Pressure is on the Andrews Labor Government to direct drought support where it’s needed most, instead of more band aid fixes that don’t provide genuine relief.
Today, Leader of The Nationals and Shadow Minister for Agriculture Peter Walsh and Member for Eastern Victoria Melina Bath were on a farm at Glengarry to meet with locals and get an update on where support was needed.
Discussing the ongoing impact of drought, they highlighted the need to extend support to farmers in Latrobe City Council and to take action to ensure Victorian farmers aren’t unfairly disadvantaged by transport subsidies being offered to drought-affected farmers in New South Wales.
“There’s fears that dwindling access to fodder supplies will only get tighter with NSW farmers able to access subsidies that cover up to half the cost of their freight,” Mr Walsh said.

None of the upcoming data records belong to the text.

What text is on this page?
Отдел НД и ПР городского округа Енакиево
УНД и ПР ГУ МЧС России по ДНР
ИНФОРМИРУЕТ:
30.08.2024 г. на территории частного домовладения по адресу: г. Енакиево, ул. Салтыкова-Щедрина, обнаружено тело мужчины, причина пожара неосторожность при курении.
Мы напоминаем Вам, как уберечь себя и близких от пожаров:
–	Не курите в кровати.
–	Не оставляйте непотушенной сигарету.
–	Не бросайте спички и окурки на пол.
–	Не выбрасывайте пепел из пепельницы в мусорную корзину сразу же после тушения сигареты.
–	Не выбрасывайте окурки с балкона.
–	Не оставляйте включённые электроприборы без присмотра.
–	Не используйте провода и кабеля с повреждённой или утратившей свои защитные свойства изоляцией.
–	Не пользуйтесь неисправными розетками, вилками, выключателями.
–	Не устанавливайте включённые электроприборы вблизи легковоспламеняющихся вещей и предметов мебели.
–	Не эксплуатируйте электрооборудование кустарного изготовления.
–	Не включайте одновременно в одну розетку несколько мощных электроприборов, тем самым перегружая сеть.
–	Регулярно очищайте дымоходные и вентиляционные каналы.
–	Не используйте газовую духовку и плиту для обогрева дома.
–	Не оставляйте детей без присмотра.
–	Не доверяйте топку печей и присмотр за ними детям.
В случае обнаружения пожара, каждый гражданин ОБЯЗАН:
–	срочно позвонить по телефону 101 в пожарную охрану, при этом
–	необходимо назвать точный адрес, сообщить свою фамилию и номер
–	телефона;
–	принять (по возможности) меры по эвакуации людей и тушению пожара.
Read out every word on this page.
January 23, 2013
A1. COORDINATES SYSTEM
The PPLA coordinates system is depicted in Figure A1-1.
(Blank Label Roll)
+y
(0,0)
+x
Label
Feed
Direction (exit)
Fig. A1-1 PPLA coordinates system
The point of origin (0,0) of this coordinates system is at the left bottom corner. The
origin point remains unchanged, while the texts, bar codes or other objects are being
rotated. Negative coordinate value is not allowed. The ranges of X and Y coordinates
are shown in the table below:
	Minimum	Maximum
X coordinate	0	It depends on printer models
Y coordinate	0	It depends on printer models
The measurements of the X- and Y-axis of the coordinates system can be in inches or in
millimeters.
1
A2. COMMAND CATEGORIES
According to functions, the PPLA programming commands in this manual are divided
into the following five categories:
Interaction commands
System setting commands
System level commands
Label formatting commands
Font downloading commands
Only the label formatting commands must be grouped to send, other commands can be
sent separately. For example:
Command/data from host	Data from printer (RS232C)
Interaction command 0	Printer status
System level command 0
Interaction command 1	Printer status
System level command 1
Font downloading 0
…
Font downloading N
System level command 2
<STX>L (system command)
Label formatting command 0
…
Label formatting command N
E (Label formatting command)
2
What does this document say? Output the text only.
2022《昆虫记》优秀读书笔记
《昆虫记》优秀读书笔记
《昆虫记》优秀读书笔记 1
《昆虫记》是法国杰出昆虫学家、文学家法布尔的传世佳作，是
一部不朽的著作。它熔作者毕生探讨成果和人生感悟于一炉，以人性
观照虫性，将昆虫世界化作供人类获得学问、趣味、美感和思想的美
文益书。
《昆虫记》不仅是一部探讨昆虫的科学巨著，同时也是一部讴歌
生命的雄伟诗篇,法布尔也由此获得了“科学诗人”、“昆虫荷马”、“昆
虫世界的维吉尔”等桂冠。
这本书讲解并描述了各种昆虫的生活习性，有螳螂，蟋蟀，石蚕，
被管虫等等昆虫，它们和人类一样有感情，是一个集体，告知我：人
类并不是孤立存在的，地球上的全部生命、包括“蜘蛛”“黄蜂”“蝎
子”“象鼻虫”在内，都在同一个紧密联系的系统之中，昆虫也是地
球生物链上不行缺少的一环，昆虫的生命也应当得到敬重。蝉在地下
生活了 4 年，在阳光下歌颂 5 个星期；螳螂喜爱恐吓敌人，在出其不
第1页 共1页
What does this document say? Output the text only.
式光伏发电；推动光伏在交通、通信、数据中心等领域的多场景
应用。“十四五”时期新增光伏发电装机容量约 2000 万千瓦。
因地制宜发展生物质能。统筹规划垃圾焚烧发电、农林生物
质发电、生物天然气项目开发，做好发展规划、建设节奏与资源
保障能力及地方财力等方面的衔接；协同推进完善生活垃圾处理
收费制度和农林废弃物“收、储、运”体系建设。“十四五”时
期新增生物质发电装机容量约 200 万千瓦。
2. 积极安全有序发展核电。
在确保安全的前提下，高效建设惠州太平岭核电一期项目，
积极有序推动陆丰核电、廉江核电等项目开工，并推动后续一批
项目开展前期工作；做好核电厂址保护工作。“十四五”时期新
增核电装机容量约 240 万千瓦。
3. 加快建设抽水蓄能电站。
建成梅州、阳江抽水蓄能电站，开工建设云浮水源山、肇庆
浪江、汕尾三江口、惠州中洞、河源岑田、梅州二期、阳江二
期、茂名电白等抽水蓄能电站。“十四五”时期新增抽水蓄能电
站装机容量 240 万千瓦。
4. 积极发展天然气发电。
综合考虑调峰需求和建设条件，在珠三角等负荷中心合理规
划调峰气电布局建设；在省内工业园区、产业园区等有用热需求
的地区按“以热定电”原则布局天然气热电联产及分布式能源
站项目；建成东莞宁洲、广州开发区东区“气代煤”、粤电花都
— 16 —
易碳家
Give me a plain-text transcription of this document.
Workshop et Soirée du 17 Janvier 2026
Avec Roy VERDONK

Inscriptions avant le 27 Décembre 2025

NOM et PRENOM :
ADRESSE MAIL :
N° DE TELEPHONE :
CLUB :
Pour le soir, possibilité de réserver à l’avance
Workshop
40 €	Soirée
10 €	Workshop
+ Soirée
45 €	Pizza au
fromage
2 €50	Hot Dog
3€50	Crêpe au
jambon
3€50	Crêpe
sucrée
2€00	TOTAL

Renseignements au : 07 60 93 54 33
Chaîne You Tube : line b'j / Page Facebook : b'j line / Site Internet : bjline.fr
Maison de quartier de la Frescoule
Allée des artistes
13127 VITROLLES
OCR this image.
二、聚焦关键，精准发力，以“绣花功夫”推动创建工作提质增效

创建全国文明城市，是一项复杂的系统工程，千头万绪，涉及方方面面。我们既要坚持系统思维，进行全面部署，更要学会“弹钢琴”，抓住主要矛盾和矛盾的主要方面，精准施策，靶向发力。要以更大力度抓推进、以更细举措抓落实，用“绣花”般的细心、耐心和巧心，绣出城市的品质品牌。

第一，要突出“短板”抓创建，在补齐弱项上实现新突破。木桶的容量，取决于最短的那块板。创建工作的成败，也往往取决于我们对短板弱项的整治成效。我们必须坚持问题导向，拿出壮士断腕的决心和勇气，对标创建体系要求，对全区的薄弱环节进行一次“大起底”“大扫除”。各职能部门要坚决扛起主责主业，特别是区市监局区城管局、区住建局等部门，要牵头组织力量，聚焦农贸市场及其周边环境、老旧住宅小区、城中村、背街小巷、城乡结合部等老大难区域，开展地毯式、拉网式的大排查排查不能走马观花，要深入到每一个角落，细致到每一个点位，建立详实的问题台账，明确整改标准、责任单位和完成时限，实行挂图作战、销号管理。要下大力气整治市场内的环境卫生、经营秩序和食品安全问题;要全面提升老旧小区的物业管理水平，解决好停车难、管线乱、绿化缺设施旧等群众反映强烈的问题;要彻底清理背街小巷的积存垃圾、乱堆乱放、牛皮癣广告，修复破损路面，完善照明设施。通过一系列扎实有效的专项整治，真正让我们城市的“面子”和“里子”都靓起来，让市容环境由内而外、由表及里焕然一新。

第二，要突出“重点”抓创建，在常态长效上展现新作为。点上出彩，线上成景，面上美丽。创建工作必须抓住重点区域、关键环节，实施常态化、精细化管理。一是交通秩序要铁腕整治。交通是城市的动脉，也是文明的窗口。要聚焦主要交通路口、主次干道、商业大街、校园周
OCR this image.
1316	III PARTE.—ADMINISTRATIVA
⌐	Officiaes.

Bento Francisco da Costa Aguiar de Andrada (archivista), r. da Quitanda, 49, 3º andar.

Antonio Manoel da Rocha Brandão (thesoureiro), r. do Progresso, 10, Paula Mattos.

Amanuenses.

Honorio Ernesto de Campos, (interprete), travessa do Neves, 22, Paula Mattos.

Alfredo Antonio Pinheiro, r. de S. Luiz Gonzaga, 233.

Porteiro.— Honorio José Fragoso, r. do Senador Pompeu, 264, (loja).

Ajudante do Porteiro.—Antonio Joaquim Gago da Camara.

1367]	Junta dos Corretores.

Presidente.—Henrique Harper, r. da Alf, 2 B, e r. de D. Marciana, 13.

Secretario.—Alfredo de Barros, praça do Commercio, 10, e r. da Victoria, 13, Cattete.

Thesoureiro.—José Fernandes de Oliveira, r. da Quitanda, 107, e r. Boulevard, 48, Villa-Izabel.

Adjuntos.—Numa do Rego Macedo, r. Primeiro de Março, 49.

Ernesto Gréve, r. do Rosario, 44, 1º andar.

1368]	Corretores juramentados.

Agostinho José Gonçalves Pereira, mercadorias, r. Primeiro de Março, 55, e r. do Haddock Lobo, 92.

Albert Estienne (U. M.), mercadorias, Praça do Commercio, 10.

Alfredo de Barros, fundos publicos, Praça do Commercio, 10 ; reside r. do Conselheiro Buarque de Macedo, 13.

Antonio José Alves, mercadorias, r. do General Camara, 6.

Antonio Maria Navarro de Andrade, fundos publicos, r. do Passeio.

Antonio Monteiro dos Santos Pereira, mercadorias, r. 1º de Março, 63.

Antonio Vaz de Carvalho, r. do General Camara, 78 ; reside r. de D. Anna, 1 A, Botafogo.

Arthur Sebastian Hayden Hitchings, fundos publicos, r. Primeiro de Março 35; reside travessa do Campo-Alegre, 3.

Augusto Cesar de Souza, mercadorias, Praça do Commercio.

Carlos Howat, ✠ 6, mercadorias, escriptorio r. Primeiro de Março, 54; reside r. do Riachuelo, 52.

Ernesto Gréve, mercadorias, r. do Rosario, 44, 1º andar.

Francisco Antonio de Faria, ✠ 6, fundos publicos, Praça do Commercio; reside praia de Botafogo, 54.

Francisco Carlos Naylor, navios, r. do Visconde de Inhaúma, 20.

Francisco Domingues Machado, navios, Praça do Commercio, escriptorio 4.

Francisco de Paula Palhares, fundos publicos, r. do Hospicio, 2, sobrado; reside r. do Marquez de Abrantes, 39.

“Labor’s Agriculture Minister’s excuse for failing to act is that Victorian farmers can access up to $3500 in cash grants – I just don’t see how it compares.
“If the Minister won’t stop NSW putting our farmers at a disadvantage she’ll have to match the subsidy to support Victorian farmers.”
From July 1, farm businesses in NSW can access a further $40,000 to assist with the cost of transporting stock, fodder and water within NSW or from interstate.
Farmers in Latrobe City Council are also under added pressure, with the Andrews Government refusing to extend drought programs to the region.
“Pastures will take years to recover, as will restocking for those farmers who were forced to make the heart-breaking decision to sell,” Ms Bath said.
“The drought doesn’t end at the border of Wellington and East Gippsland shires – Latrobe City farmers also desperately need support.”
Farmers in Gippsland and the Latrobe Valley are also frustrated the Andrews Government’s drought package still doesn’t provide council rates relief, which is seen as a fair and equitable way to ease the financial pressure on farmers.
“Farm rates relief will provide fair and equitable assistance to all farmers who are struggling under the pressure of the ongoing drought,” Mr Walsh said.
“It means Gippsland farmers can put that extra money where it’s needed most, like using it to buy or transport stock, feed or fodder.”